Human milk (HM) is the first dietary exposure in infancy and the best nutritional option for growth and healthy development of the newborn and infant. The concentrations of macronutrients, namely proteins, carbohydrates and lipids, change during lactation stages. HM has been studied extensively in the first 6 months of lactation, but there are limited data regarding milk composition beyond 1 or 2 years postpartum. The aim of our study was to describe longitudinal changes in HM macronutrient concentrations during the prolonged lactation of healthy mothers from the 1st to the 48th month.

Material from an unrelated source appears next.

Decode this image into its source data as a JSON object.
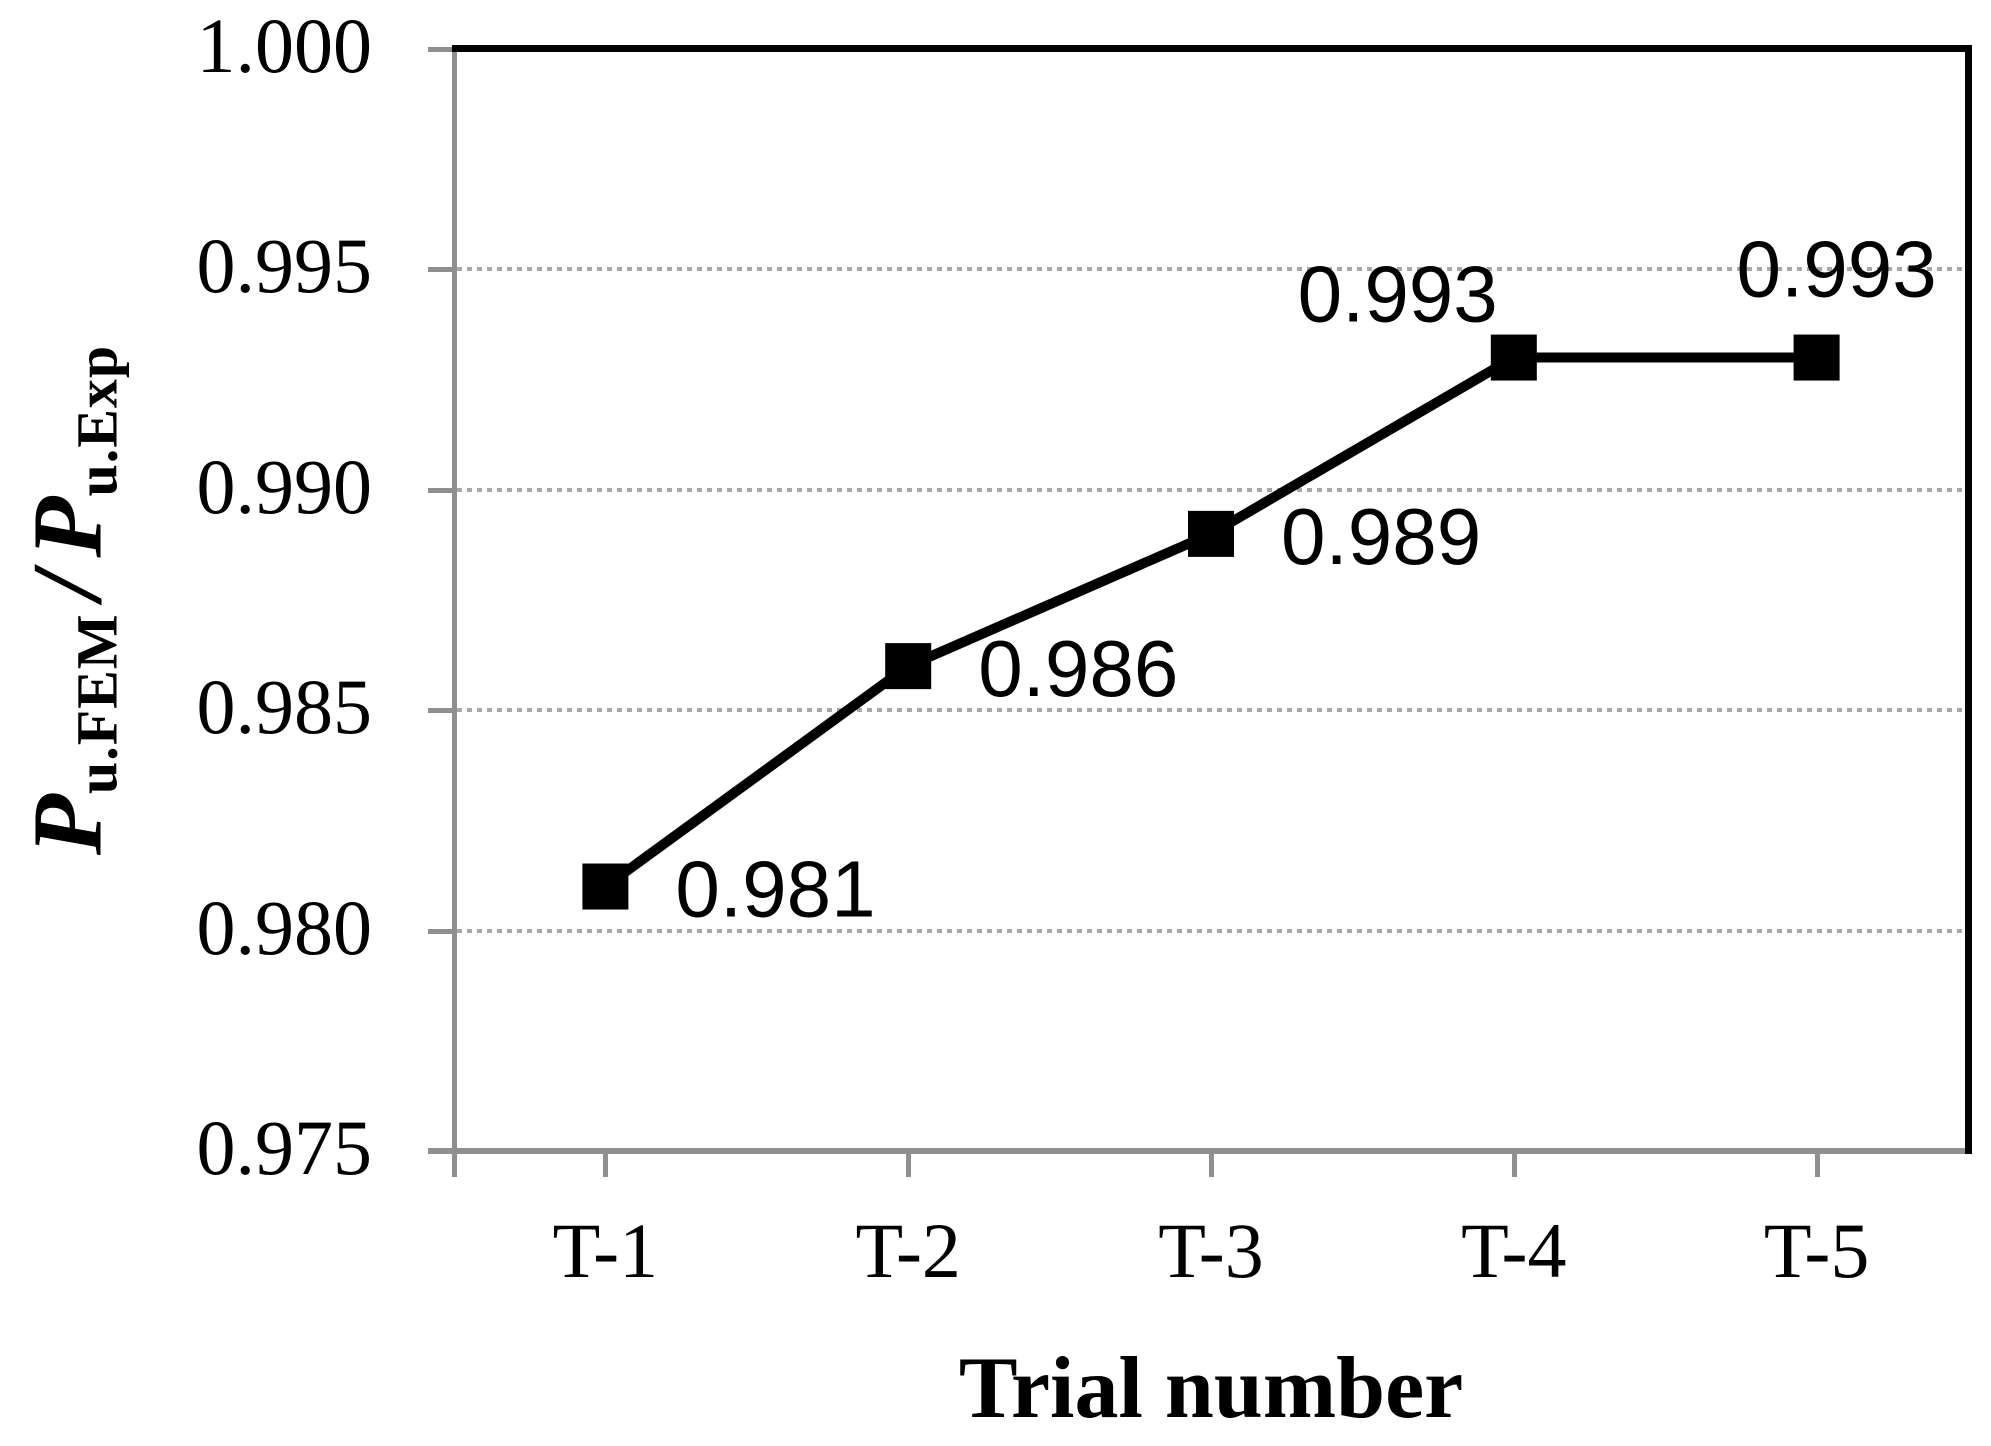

For the macronutrient content of milk of mothers breastfeeding for longer than 18 months, fat and protein increased and carbohydrates decreased significantly, compared with milk expressed by women breastfeeding up to 12 months. Moreover, the concentration of fat, protein and carbohydrates in HM over 2 years of lactation from the 24th to the 48th month remained at a stable level. However, analyzed macronutrients were positively (carbohydrate, r
= 0.51) or negatively (fat, r
= −0.36 and protein, r
= −0.58) correlated with the amount of feeding. Our results create a greater potential for understanding the nutritional contribution of HM over 2 years of lactation and showed that the source of calories in breast milk for older children is mainly fat, while carbohydrates play a greater role in infant nutrition in the early stage. The observed changes of macronutrient concentrations from the 1st to the 48th month of lactation are probably related to the adaptation of milk composition to the increased energy demand of the intensively growing child.